The Bill’s potential impact on discussions around contentious topics, such as the Comprehensive Economic Cooperation Agreement (CECA), is a focal point of concern. Debates over CECA’s implications for local employment often veer into racially charged rhetoric online.

During a 2021 parliamentary debate on the Free Trade Agreement with NCMP Leong Mun Wai, Mr Shanmugam described aspects of this discourse as having racial undertones.

He remarked: “Mr Leong’s views have been so completely distorted by his lack of understanding of CECA and his eagerness to attack Indians and CECA. And I would say what his party and Mr Leong are doing is one of the worst types of political opportunism—using race as a bait.”

Under the Bill’s provisions, similar criticisms, or even well-meaning questions like those raised by Mr Leong, could potentially be classified as incitements to racial discord, allowing the government to issue restraining orders against individuals or entities discussing such issues publicly.

Similarly, global issues like the Israel-Palestine conflict, which have sparked strong opinions in Singapore, could fall under the Bill’s purview. In recent years, activists advocating for pro-Palestinian causes or criticising foreign policies have faced investigations. Under the new legislation, they could be subjected to restraining orders or penalties for inciting racial discord, further narrowing the space for advocacy on such topics.

Elections and the fear of suppression

The Bill’s timing, just months before a general election, amplifies fears that it could be wielded to manage dissent. It is not far-fetched to suggest that its wide-ranging powers and steep penalties may create a chilling effect, discouraging citizens from discussing politically sensitive issues.

For instance, discussions on free trade agreements, employment policies, or foreign relations—already contentious topics—could now be curtailed under the guise of maintaining racial harmony. The prospect of heavy penalties may lead individuals, organisations, and even media outlets to self-censor, further constraining Singapore’s already limited space for public discourse.

In fact, mainstream media is already demonstrating caution.

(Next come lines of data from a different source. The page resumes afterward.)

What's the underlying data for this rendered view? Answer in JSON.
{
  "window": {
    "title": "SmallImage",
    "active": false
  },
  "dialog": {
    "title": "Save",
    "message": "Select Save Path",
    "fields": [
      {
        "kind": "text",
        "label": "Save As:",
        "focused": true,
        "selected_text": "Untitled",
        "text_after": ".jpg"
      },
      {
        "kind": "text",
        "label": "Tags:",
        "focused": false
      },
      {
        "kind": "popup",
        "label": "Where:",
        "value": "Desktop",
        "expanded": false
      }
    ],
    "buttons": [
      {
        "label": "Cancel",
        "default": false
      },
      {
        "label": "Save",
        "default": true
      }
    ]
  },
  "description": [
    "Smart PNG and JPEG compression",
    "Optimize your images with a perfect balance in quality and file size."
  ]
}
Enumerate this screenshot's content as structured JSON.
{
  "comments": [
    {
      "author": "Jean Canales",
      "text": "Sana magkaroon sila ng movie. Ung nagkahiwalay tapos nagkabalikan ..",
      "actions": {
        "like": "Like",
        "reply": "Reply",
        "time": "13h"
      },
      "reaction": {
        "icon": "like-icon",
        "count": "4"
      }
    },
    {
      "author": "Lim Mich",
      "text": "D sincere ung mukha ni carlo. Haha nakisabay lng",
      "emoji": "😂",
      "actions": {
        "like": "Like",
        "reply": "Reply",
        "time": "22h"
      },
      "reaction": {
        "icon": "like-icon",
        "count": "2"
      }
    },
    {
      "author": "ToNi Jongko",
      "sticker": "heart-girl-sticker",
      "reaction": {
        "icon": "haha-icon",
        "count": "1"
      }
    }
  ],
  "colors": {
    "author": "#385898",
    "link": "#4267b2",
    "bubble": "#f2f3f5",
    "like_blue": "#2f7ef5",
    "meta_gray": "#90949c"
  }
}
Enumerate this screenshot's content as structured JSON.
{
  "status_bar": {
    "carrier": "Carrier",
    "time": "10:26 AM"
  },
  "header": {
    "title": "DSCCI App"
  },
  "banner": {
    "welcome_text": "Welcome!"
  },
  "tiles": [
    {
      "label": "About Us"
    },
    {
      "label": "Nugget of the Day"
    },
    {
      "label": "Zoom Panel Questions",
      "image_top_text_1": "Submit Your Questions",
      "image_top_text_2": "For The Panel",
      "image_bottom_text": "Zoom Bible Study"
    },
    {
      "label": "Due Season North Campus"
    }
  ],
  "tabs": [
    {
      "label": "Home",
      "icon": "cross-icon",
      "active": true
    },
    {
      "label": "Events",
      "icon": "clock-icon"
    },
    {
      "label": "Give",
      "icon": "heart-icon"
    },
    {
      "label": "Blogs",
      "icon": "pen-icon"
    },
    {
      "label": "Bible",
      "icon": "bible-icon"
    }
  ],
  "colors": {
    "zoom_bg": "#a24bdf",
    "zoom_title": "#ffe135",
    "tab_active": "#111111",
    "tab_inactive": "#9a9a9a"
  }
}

For example, CNA omitted reference to CECA in its coverage of the Leader of the Opposition’s speech despite him having highlighted it in his speech.

Should the Ministry of Home Affairs Be Granted Even More Powers?

As the Bill progresses through Parliament for debate, it is imperative to scrutinise the expansion of powers granted to the Minister for Home Affairs.

Currently, the Minister holds significant authority under existing laws to constrain discourse and associations, including POFMA, FICA, and the Online Criminal Harms Act 2023 (OCHA).

The new Bill proposes additional powers, including the issuance of restraining orders against individuals or entities for content deemed prejudicial to racial harmony.

A critical concern is the potential for these powers to be applied to statements that are factually accurate but considered racially provocative by the Minister. The subjective nature of determining what constitutes “prejudicial” content raises the risk of suppressing legitimate discourse, which could inadvertently stifle free expression and open dialogue on important societal issues.

Given the already extensive powers under POFMA, OCHA, and FICA, it is essential to question the necessity and proportionality of further expanding the Minister’s authority.

Robust checks and balances—such as clearer definitions of key terms, transparent processes, and independent oversight mechanisms—are crucial. These measures would help ensure that the pursuit of racial harmony does not come at the expense of democratic principles and civil liberties.